Physics-based simulations of grassfire propagation on sloped terrain at field scale: flame dynamics, mode of fire propagation and heat fluxes

Jasmine Innocent A B , Duncan Sutherland B C , Nazmul Khan https://orcid.org/0000-0001-8483-7171 A B and Khalid Moinuddin A B *
+ Author Affiliations
- Author Affiliations

A Institute for Sustainable Industries and Liveable Cities, Victoria University, Melbourne, Australia.

B Bushfire and Natural Hazards Cooperative Research Centre (CRC), East Melbourne, Vic. 3002, Australia.

C School of Science, University of New South Wales, Canberra, ACT 2610, Australia.

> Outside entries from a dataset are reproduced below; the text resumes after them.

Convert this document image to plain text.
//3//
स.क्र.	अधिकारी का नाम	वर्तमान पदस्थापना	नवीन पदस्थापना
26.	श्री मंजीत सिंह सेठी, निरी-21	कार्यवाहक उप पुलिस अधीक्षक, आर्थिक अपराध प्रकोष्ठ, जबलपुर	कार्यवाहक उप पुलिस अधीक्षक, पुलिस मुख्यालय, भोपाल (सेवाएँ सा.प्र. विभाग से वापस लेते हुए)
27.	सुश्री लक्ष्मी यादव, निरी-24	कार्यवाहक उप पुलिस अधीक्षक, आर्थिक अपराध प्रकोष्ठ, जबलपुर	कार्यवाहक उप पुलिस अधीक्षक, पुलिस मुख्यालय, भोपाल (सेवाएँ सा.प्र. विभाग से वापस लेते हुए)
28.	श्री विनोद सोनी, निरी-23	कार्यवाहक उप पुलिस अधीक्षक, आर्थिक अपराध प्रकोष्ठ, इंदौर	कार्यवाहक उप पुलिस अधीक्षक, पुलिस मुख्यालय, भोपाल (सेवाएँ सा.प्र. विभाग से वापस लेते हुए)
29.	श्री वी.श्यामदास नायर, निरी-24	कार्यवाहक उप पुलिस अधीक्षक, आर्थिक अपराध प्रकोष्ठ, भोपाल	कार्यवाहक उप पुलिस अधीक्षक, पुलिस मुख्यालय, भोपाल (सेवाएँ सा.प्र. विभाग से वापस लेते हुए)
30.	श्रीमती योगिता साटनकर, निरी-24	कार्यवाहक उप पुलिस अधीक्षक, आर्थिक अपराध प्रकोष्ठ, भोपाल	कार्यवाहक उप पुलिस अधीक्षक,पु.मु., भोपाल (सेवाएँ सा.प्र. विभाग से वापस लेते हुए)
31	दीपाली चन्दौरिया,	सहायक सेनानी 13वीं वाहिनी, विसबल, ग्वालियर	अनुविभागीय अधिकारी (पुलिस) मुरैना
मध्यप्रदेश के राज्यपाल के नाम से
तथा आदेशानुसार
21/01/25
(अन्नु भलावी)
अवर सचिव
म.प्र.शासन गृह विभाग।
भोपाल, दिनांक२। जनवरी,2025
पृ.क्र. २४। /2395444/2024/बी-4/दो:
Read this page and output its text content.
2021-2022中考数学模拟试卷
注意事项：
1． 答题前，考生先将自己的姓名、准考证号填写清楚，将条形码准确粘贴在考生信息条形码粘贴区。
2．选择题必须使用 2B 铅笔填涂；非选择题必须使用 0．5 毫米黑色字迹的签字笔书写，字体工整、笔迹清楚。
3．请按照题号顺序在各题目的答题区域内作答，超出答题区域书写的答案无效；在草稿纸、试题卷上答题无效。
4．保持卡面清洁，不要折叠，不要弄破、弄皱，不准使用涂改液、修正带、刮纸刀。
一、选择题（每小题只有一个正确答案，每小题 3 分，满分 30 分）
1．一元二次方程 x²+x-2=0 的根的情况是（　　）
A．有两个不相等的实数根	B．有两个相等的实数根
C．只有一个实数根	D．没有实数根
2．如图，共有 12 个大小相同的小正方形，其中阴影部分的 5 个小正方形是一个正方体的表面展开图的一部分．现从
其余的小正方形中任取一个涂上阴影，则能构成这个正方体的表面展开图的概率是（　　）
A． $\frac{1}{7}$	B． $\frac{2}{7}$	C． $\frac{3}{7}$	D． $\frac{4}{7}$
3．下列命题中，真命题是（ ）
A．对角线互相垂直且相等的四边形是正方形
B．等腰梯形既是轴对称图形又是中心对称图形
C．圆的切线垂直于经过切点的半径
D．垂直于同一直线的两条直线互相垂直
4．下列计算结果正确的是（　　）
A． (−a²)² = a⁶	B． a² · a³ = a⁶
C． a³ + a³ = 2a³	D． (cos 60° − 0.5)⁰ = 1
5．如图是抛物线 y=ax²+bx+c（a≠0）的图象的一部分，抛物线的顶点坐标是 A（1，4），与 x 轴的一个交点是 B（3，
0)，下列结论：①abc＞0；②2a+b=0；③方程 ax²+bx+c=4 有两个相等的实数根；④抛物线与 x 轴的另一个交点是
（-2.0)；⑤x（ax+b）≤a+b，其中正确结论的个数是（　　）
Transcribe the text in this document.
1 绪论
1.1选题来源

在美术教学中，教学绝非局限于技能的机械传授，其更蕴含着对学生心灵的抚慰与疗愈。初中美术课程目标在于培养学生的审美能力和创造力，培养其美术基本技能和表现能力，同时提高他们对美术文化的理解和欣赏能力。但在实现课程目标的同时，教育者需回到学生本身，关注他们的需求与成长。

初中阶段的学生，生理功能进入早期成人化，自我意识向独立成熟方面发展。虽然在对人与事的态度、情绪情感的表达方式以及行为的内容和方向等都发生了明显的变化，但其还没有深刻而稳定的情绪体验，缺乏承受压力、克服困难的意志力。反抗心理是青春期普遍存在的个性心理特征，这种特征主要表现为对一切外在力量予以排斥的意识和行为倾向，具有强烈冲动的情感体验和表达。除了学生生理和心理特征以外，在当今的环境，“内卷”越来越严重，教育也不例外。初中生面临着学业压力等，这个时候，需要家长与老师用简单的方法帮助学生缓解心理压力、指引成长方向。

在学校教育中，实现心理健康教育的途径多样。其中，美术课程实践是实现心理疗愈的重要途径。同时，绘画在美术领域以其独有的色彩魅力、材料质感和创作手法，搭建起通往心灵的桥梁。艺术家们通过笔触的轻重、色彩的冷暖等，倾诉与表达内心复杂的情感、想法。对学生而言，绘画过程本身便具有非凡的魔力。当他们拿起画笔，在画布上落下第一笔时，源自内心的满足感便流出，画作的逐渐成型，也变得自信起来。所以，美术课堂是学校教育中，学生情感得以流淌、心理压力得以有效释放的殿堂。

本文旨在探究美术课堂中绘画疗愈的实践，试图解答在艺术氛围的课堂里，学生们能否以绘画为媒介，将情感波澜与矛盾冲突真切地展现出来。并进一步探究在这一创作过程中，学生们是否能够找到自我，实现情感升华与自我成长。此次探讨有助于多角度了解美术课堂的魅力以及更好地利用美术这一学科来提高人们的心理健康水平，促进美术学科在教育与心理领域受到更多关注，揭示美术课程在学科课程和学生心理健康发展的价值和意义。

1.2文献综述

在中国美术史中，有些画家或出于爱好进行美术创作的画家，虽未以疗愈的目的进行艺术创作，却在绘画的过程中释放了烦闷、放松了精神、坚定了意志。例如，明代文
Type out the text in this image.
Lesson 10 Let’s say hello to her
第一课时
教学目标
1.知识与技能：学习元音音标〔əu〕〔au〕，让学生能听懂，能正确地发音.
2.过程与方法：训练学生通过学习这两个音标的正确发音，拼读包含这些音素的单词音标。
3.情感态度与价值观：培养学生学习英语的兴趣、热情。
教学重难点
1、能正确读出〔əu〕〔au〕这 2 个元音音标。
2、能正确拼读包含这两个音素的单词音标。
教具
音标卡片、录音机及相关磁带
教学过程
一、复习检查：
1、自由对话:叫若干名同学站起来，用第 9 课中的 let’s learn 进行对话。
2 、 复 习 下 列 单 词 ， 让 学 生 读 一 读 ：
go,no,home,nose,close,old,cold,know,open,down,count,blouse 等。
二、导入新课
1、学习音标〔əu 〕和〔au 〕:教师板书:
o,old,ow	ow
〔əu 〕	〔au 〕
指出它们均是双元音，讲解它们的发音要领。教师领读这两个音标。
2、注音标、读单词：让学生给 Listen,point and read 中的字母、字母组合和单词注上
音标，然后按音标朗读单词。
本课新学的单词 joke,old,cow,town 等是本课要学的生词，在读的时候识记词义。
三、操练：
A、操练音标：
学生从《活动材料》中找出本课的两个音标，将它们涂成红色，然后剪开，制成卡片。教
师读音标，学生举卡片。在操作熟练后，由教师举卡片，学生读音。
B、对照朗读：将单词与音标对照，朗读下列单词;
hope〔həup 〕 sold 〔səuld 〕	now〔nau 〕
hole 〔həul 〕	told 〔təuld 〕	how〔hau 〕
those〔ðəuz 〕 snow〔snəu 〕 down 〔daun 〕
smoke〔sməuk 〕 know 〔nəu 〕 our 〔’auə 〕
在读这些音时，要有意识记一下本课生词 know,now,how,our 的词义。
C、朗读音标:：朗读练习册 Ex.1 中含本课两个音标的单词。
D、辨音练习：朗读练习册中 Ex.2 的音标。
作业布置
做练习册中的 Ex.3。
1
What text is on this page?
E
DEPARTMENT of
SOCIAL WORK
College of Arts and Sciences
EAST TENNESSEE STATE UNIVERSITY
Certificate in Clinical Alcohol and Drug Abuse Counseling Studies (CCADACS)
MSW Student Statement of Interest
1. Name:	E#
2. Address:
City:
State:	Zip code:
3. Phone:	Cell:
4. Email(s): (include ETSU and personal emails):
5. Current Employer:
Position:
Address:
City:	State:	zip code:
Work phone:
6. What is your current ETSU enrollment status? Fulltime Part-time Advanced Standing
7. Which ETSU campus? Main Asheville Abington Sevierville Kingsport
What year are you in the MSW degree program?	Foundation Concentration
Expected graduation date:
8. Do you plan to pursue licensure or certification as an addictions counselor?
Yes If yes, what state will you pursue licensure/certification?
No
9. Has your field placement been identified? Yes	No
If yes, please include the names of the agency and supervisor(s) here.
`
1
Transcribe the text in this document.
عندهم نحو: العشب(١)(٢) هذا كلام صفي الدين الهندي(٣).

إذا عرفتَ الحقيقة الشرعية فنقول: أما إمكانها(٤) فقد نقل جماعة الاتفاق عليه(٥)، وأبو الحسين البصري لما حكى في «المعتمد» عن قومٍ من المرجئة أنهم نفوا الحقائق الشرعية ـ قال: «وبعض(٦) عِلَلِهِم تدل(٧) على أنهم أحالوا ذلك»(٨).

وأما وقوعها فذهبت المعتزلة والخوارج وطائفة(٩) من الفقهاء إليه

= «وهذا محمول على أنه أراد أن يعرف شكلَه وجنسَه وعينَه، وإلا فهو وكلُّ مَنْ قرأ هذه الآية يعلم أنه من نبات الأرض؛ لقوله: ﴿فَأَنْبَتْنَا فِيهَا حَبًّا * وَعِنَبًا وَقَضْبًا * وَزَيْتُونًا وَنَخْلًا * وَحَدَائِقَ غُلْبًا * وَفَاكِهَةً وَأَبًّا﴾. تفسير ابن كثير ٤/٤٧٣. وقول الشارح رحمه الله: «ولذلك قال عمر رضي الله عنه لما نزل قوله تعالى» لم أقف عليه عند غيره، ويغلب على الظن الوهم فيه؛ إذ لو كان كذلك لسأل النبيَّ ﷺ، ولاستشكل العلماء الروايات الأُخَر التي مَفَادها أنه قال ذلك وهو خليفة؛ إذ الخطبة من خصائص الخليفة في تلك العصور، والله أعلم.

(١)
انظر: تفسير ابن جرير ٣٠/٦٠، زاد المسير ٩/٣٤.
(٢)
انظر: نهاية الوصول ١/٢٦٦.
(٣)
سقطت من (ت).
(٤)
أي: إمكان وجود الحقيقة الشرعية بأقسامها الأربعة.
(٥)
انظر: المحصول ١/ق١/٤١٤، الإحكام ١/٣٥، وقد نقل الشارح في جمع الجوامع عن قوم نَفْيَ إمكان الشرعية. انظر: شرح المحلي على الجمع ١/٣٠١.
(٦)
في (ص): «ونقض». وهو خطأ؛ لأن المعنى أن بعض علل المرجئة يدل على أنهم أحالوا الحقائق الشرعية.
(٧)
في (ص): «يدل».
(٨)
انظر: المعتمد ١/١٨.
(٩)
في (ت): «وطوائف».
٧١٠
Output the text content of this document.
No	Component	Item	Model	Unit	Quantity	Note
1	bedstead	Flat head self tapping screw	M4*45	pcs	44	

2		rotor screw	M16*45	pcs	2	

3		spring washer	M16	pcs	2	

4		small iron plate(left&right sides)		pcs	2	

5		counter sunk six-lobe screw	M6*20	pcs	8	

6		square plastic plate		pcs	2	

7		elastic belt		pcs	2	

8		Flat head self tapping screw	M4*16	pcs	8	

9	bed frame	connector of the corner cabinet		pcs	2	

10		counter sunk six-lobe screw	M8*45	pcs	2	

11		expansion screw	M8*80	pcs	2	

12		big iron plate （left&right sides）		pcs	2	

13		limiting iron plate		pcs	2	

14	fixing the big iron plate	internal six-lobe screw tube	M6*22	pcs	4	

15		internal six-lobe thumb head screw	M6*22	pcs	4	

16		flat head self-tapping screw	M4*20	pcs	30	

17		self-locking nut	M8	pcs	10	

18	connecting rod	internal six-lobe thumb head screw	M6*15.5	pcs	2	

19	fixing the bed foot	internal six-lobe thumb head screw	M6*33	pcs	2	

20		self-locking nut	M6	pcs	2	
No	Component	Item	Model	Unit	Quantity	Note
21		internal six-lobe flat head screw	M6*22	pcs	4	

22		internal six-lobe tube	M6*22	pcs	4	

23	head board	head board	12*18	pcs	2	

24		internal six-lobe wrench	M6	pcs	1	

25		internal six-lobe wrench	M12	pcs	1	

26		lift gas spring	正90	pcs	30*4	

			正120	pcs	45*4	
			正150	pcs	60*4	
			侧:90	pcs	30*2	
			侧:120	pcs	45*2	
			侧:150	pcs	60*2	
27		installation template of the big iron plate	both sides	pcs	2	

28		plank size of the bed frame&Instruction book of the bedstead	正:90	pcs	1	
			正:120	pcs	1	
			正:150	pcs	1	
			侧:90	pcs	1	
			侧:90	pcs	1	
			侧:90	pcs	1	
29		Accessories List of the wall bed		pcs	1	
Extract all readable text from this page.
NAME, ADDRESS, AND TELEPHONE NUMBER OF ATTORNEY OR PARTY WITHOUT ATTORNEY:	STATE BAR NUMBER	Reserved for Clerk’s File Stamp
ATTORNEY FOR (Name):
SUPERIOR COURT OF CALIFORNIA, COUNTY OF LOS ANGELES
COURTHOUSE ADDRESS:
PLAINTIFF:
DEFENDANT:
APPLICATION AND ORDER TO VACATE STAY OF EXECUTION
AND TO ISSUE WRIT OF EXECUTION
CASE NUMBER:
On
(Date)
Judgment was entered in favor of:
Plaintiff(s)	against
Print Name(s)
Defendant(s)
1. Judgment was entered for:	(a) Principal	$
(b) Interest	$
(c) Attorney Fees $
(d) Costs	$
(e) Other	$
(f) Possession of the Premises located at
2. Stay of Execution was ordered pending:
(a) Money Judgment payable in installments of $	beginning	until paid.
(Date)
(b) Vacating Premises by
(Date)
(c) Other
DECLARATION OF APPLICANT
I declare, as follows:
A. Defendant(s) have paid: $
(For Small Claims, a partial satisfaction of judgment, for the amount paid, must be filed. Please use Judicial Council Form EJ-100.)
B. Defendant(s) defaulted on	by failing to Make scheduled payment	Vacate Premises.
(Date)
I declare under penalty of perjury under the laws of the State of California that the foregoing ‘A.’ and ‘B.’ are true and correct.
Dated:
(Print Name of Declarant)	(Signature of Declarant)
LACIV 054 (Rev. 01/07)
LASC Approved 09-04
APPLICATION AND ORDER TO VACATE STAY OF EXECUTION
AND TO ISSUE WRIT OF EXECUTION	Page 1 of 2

* Correspondence to: Khalid.Moinuddin@vu.edu.au

International Journal of Wildland Fire 32(4) 513-530 https://doi.org/10.1071/WF21125
Submitted: 3 September 2021  Accepted: 5 December 2022   Published: 20 January 2023

© 2023 The Author(s) (or their employer(s)). Published by CSIRO Publishing on behalf of IAWF.

Abstract

The interaction of wind and fire on a sloped terrain is always complex owing to the mechanisms of heat transfer and flame dynamics. Heating of unburned vegetation by attached flames may increase the rate of spread. The relative intensities of convective and radiative heat fluxes may change fire behaviour significantly. This paper presents a detailed analysis of flame dynamics, mode of fire propagation and surface radiative and convective heat fluxes on sloped terrain at various wind speeds using physics-based simulations. It was found that with increasing slope angles and wind velocity, the plume inclines more towards the ground and becomes elongated in upslope cases, whereas in downslope cases, the plume rises from the ground earlier. For higher wind velocities, the flame and near-surface flame dynamics appear to show rising, even though the plume is attached. The flame contour results indicate that the near-surface flame dynamics are difficult to characterise using Byram’s number. A power-law correlation was observed between the simulated flame lengths and fireline intensities. The convective heat fluxes are more relevant for wind-driven fire propagation and greater upslopes, whereas both fluxes are equally significant for lower driving wind velocities compared with higher wind velocities.

Keywords: Byram number, fire propagation, flame, grassfire, heat fluxes, plume, rate of spread (RoS), slope, wind velocity.